Pendant des siècles, le café s'est savouré en tasse. Le chocolat, lui, a trouvé plus tôt la voie de la tablette solide. Chez Tintico, nous empruntons ce même chemin — en repensant non seulement le format, mais aussi ce que l'on utilise de la cerise.
Nous nous sommes demandé pourquoi, depuis 500 ans, le café se boit toujours de la même façon. Puis une idée : et s'il pouvait se manger ?
Le même chemin que le chocolat
L'histoire du café moderne est d'abord celle d'une boisson : torréfaction, mouture, infusion, tasse. Puissante et ritualisée, elle reste liée à un geste, un équipement, un temps d'attente.
Le chocolat a su franchir une étape décisive en devenant solide, portionné et transportable. C'est cette conversion — du rituel liquide à l'objet gourmand — que Tintico transpose au café.
Notre ambition n'est pas de remplacer la tasse du matin à la maison. C'est d'offrir au café une seconde vie : mobile, immédiate, gourmande — là où une machine n'est pas possible.
Utiliser toute la cerise
Dans la filière classique, seule la graine est valorisée. La pulpe, le mucilage et la cascara — la peau du fruit — sont souvent perdus ou sous-exploités après la récolte.

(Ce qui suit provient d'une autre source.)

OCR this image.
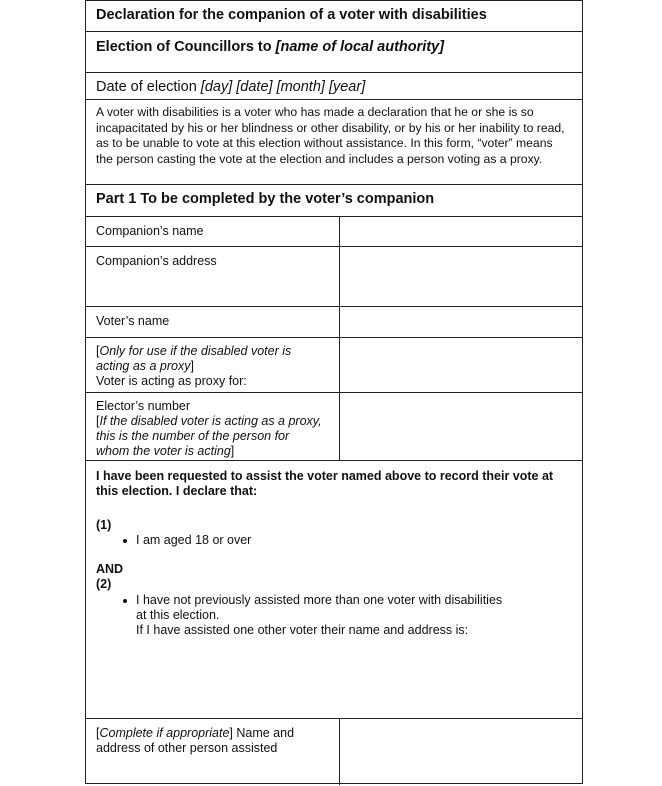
Declaration for the companion of a voter with disabilities
Election of Councillors to [name of local authority]
Date of election [day] [date] [month] [year]
A voter with disabilities is a voter who has made a declaration that he or she is so incapacitated by his or her blindness or other disability, or by his or her inability to read, as to be unable to vote at this election without assistance. In this form, “voter” means the person casting the vote at the election and includes a person voting as a proxy.
Part 1 To be completed by the voter’s companion
Companion’s name
Companion’s address
Voter’s name
[Only for use if the disabled voter is acting as a proxy]
Voter is acting as proxy for:
Elector’s number
[If the disabled voter is acting as a proxy, this is the number of the person for whom the voter is acting]
I have been requested to assist the voter named above to record their vote at this election. I declare that:
(1)
I am aged 18 or over
AND
(2)
I have not previously assisted more than one voter with disabilities
at this election.
If I have assisted one other voter their name and address is:
[Complete if appropriate] Name and address of other person assisted
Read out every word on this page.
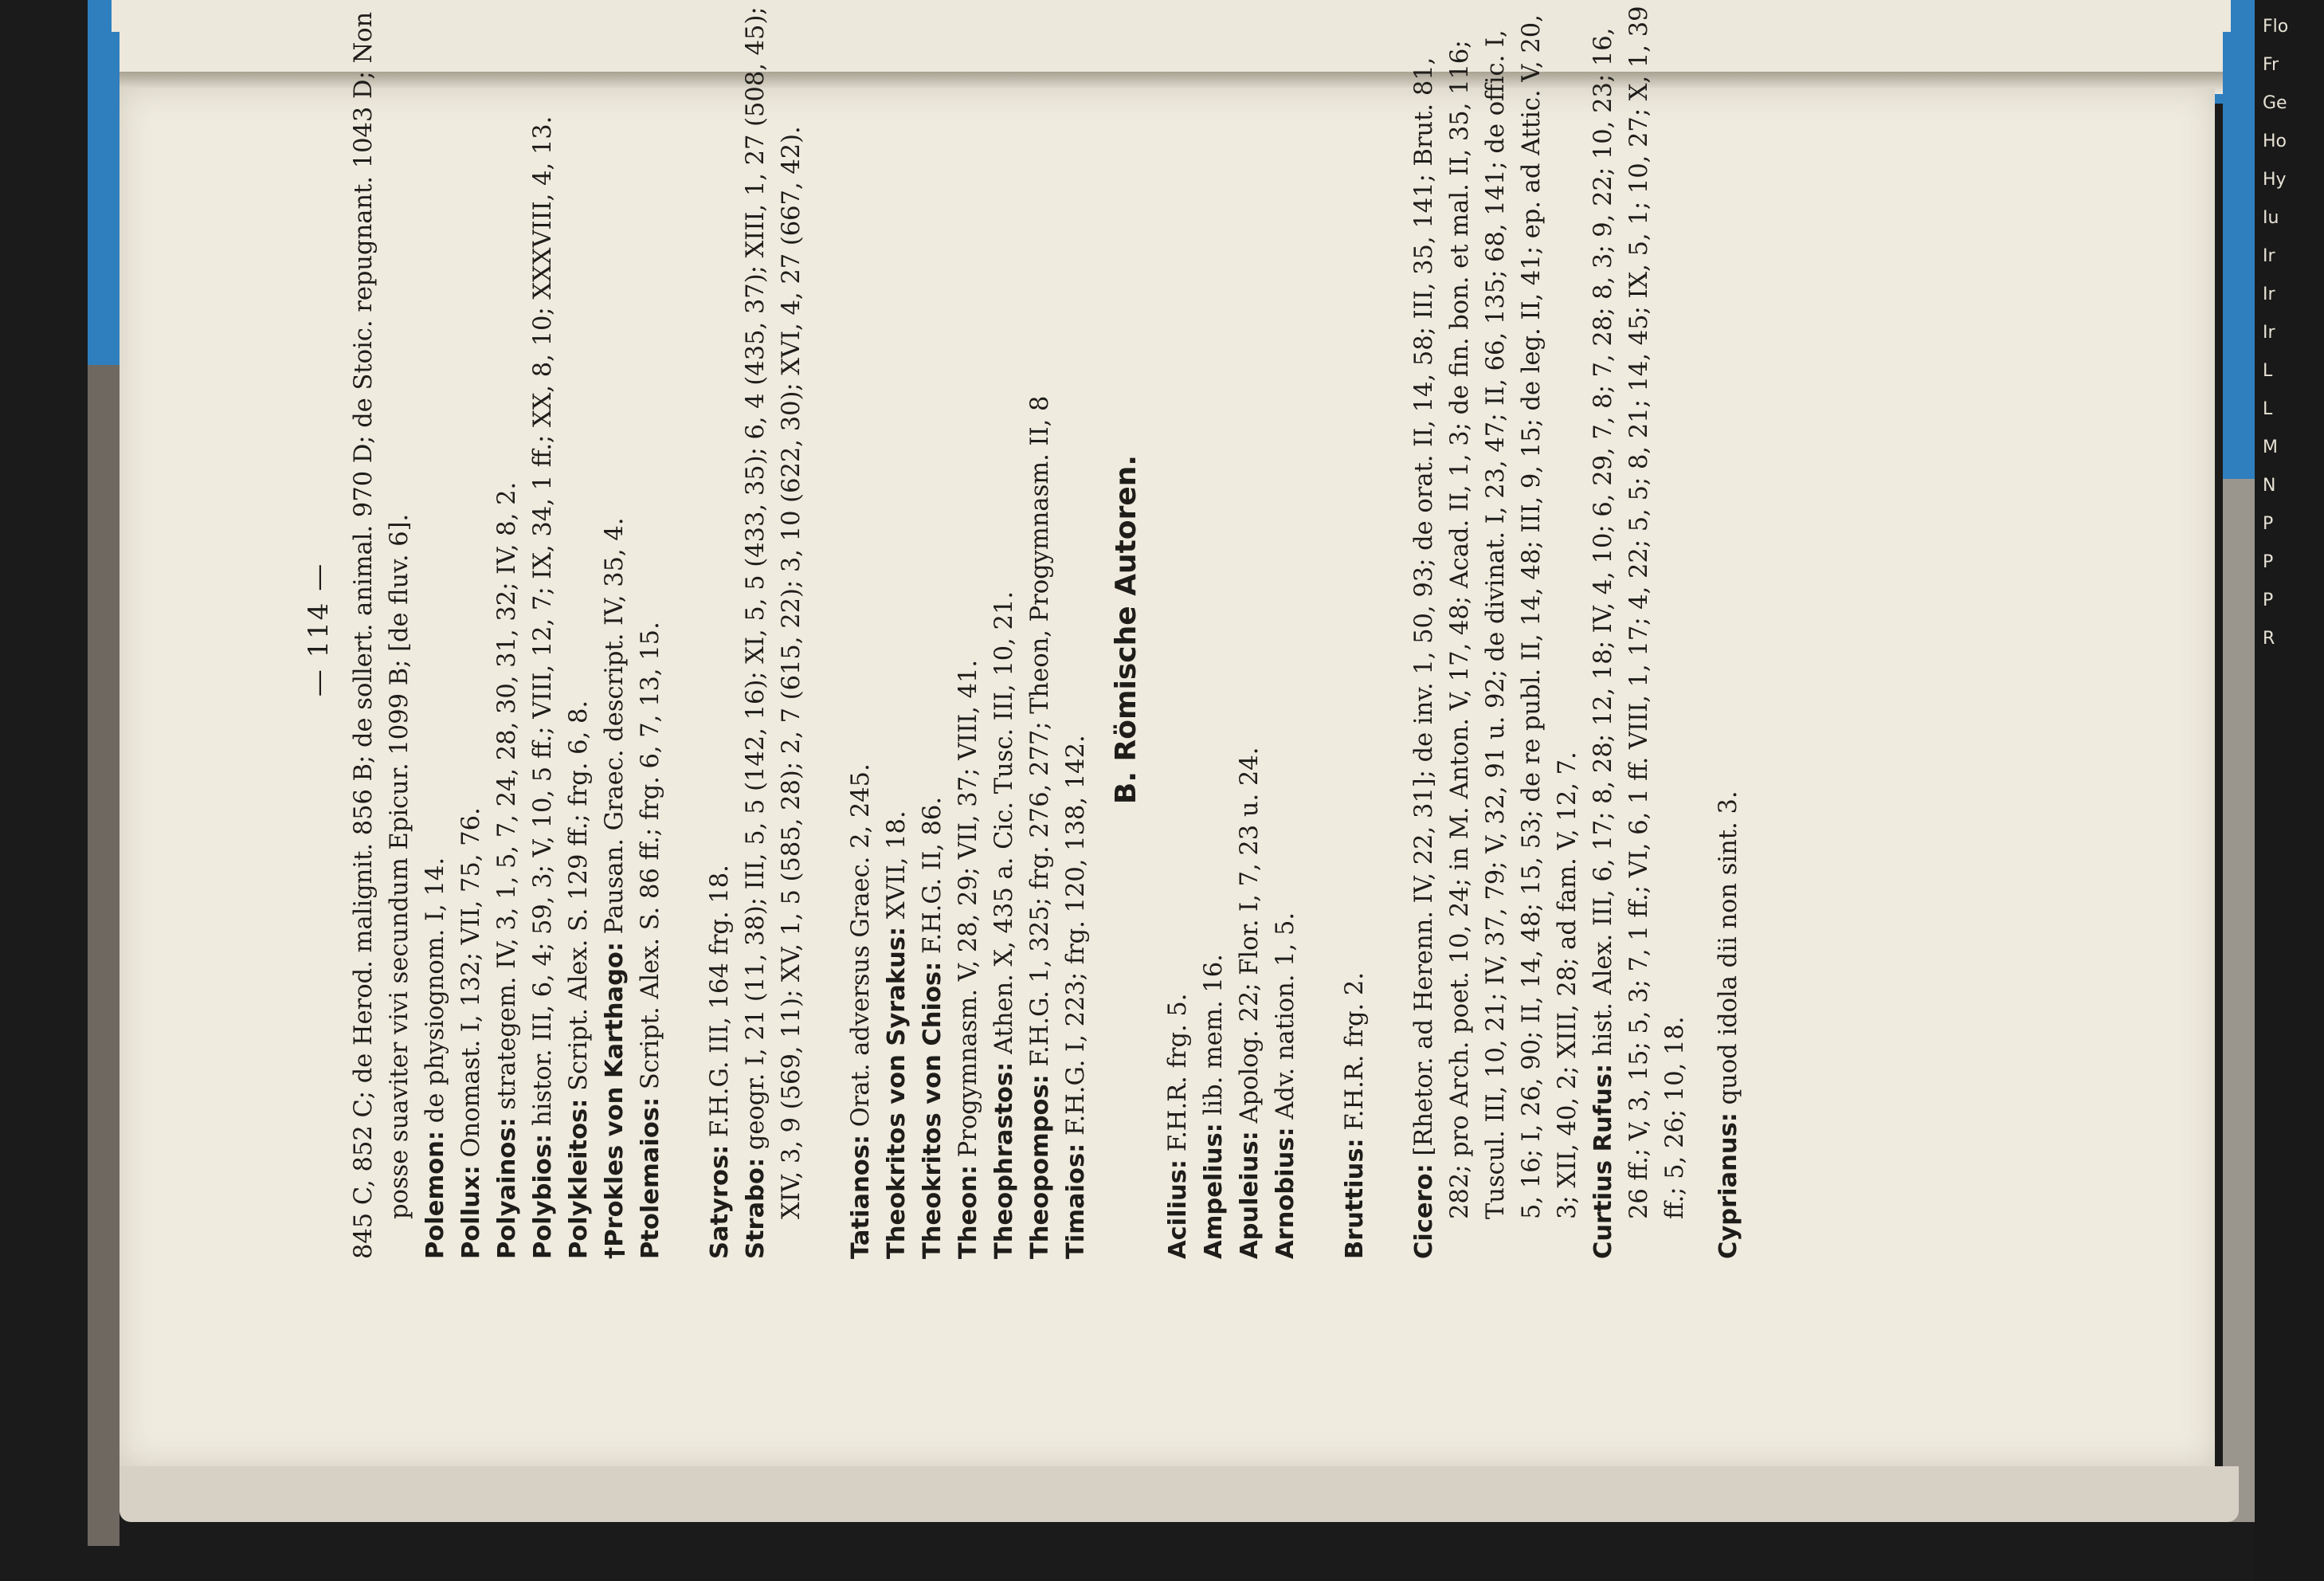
Flo
Fr
Ge
Ho
Hy
Iu
Ir
Ir
Ir
L
L
M
N
P
P
P
R
— 114 — 845 C, 852 C; de Herod. malignit. 856 B; de sollert. animal. 970 D; de Stoic. repugnant. 1043 D; Non posse suaviter vivi secundum Epicur. 1099 B; [de fluv. 6]. Polemon: de physiognom. I, 14.
Pollux: Onomast. I, 132; VII, 75, 76.
Polyainos: strategem. IV, 3, 1, 5, 7, 24, 28, 30, 31, 32; IV, 8, 2.
Polybios: histor. III, 6, 4; 59, 3; V, 10, 5 ff.; VIII, 12, 7; IX, 34, 1 ff.; XX, 8, 10; XXXVIII, 4, 13.
Polykleitos: Script. Alex. S. 129 ff.; frg. 6, 8.
†Prokles von Karthago: Pausan. Graec. descript. IV, 35, 4.
Ptolemaios: Script. Alex. S. 86 ff.; frg. 6, 7, 13, 15.
Satyros: F.H.G. III, 164 frg. 18.
Strabo: geogr. I, 21 (11, 38); III, 5, 5 (142, 16); XI, 5, 5 (433, 35); 6, 4 (435, 37); XIII, 1, 27 (508, 45); XIV, 3, 9 (569, 11); XV, 1, 5 (585, 28); 2, 7 (615, 22); 3, 10 (622, 30); XVI, 4, 27 (667, 42). Tatianos: Orat. adversus Graec. 2, 245. Theokritos von Syrakus: XVII, 18.
Theokritos von Chios: F.H.G. II, 86.
Theon: Progymnasm. V, 28, 29; VII, 37; VIII, 41. Theophrastos: Athen. X, 435 a. Cic. Tusc. III, 10, 21.
Theopompos: F.H.G. 1, 325; frg. 276, 277; Theon, Progymnasm. II, 8
Timaios: F.H.G. I, 223; frg. 120, 138, 142.
B. Römische Autoren.
Acilius: F.H.R. frg. 5.
Ampelius: lib. mem. 16.
Apuleius: Apolog. 22; Flor. I, 7, 23 u. 24.
Arnobius: Adv. nation. 1, 5.
Bruttius: F.H.R. frg. 2.
Cicero: [Rhetor. ad Herenn. IV, 22, 31]; de inv. 1, 50, 93; de orat. II, 14, 58; III, 35, 141; Brut. 81, 282; pro Arch. poet. 10, 24; in M. Anton. V, 17, 48; Acad. II, 1, 3; de fin. bon. et mal. II, 35, 116; Tuscul. III, 10, 21; IV, 37, 79; V, 32, 91 u. 92; de divinat. I, 23, 47; II, 66, 135; 68, 141; de offic. I, 5, 16; I, 26, 90; II, 14, 48; 15, 53; de re publ. II, 14, 48; III, 9, 15; de leg. II, 41; ep. ad Attic. V, 20, 3; XII, 40, 2; XIII, 28; ad fam. V, 12, 7. Curtius Rufus: hist. Alex. III, 6, 17; 8, 28; 12, 18; IV, 4, 10; 6, 29, 7, 8; 7, 28; 8, 3; 9, 22; 10, 23; 16, 26 ff.; V, 3, 15; 5, 3; 7, 1 ff.; VI, 6, 1 ff. VIII, 1, 17; 4, 22; 5, 5; 8, 21; 14, 45; IX, 5, 1; 10, 27; X, 1, 39 ff.; 5, 26; 10, 18. Cyprianus: quod idola dii non sint. 3.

Les tablettes Tintico mobilisent l'ensemble de la baie : grain torréfié, cascara et mucilage. Une seule bouchée concentre l'expression la plus complète du fruit. Plus de goût, zéro déchet de cerise.
Pourquoi le beurre de cacao
Pour solidifier le café sans le masquer, Tintico utilise le beurre de cacao. Naturellement doux, plutôt neutre en bouche, il sert de matrice fondante sans écraser les arômes.
Le résultat : une tablette où l'on goûte d'abord le café — son intensité, sa complexité — porté par une texture qui fond. Ce n'est pas une barre de chocolat caféiné. C'est du café, à croquer.
Un tintico, c'est déjà une histoire
En Colombie, un tintico est le petit café noir que l'on partage plusieurs fois par jour. Le nom raconte déjà le geste : un café simple, fréquent, social.
Notre café vient de producteurs partenaires, en agroforesterie. Valoriser la cerise entière, ce n'est pas seulement une prouesse gustative : c'est un levier pour ceux qui cultivent. Moins de gaspillage à la source, un produit plus complet dans la poche.
De la cerise entière à la tablette nomade : le café entre dans une nouvelle ère, plus juste et plus gourmande.
Comme le chocolat avant lui, le café méritait sa tablette. Aujourd'hui, elle est là — à croquer.